Wednesday, August 8, 2018

Robert Redford confirms retirement from acting



The Electric Horseman, 1979.


Robert Redford confirms retirement from acting

The Old Man & the Gun will feature the star’s final big-screen role after a 60-year career – but he may carry on directing

Andrew Pulver
Monday 6 August 2018


Robert Redford has confirmed he will retire from acting with the completion of his forthcoming film, The Old Man & the Gun.

Speaking to Entertainment Weekly, Redford, 81, said: “Never say never, but I pretty well concluded that this would be it for me in terms of acting, and [I’ll] move towards retirement after this ’cause I’ve been doing it since I was 21. I thought, ‘Well, that’s enough.’ And why not go out with something that’s very upbeat and positive?”
The Great Gatsby, 1974

In 2016 Redford had suggested he had two more acting roles in the works, after which he would quit. Our Souls at Night, a romance in which he starred opposite Jane Fonda, was released on Netflix in September 2017, while The Old Man & the Gun, a crime comedy directed by A Ghost Story’s David Lowery, in which Redford plays career criminal and veteran escape artist Forrest Tucker, is due for release in September after a premiere at the Toronto film festival.
Redford has been acting since 1960, when he appeared in a string of TV shows and gained a small role in basketball drama Tall Story. His profile steadily increased through the decade in films such as The Chase and Barefoot in the Park, before scoring a huge hit opposite Paul Newman in 1969’s Butch Cassidy and the Sundance Kid. His second collaboration with Newman, 1973’s The Sting, remains his biggest box-office success, and brought his only Oscar nomination for acting to date. (He lost to Jack Lemmon for Save the Tiger.) He was given an honorary Oscar in 2001.

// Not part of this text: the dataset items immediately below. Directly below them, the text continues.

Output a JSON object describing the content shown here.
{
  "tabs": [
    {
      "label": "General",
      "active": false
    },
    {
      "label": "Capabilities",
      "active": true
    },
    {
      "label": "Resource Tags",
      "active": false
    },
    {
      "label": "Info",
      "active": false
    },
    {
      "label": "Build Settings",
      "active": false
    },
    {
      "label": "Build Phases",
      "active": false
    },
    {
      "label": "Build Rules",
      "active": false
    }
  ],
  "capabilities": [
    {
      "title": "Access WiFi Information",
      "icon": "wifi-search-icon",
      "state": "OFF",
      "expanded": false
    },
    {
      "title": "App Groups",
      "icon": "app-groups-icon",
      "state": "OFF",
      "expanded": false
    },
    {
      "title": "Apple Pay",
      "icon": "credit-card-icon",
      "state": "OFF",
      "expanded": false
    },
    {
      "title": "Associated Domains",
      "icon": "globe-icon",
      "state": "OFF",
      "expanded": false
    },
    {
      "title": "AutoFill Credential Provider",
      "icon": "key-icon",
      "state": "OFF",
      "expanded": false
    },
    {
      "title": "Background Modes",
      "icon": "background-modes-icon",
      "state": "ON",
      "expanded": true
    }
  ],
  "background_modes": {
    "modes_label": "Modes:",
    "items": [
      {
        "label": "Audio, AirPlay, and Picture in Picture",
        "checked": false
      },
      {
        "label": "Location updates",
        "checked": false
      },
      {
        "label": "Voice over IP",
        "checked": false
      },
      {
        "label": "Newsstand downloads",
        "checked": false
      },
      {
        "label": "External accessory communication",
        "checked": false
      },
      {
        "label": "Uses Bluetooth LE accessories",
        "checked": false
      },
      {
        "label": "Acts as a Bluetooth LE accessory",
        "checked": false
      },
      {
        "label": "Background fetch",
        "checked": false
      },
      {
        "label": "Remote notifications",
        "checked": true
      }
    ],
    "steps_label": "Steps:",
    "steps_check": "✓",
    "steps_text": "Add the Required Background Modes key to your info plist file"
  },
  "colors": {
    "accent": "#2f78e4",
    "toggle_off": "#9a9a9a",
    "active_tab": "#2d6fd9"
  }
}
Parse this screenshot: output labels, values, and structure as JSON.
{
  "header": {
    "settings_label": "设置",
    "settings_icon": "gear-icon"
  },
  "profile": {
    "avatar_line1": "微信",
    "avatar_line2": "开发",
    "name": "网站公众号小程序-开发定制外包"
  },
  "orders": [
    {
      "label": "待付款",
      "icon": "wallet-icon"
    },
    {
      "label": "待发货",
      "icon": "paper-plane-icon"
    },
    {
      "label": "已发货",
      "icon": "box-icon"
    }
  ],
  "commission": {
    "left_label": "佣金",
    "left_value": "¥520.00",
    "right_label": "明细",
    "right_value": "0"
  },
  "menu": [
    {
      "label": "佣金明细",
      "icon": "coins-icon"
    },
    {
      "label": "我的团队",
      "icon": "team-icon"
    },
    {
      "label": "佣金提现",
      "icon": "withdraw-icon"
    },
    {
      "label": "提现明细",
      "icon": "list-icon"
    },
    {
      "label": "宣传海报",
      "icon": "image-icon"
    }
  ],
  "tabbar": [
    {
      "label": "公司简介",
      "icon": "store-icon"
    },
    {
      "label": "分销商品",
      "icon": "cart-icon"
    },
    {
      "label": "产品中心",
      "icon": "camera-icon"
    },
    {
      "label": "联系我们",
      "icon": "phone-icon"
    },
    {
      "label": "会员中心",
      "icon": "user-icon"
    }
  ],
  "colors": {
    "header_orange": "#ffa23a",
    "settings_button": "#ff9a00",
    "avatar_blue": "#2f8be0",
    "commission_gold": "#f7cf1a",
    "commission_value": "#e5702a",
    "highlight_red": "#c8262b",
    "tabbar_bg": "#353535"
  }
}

The Horse Whisperer, 1998.

Redford developed a parallel career as a director, winning a best director Oscar in 1980 for Ordinary People and receiving a nomination in 1994 for Quiz Show. He also co-founded what was to become the Sundance film festival in 1978 and is currently president of the allied Sundance Institute. When asked whether he intends to continue directing, Redford said: “We’ll see about that.”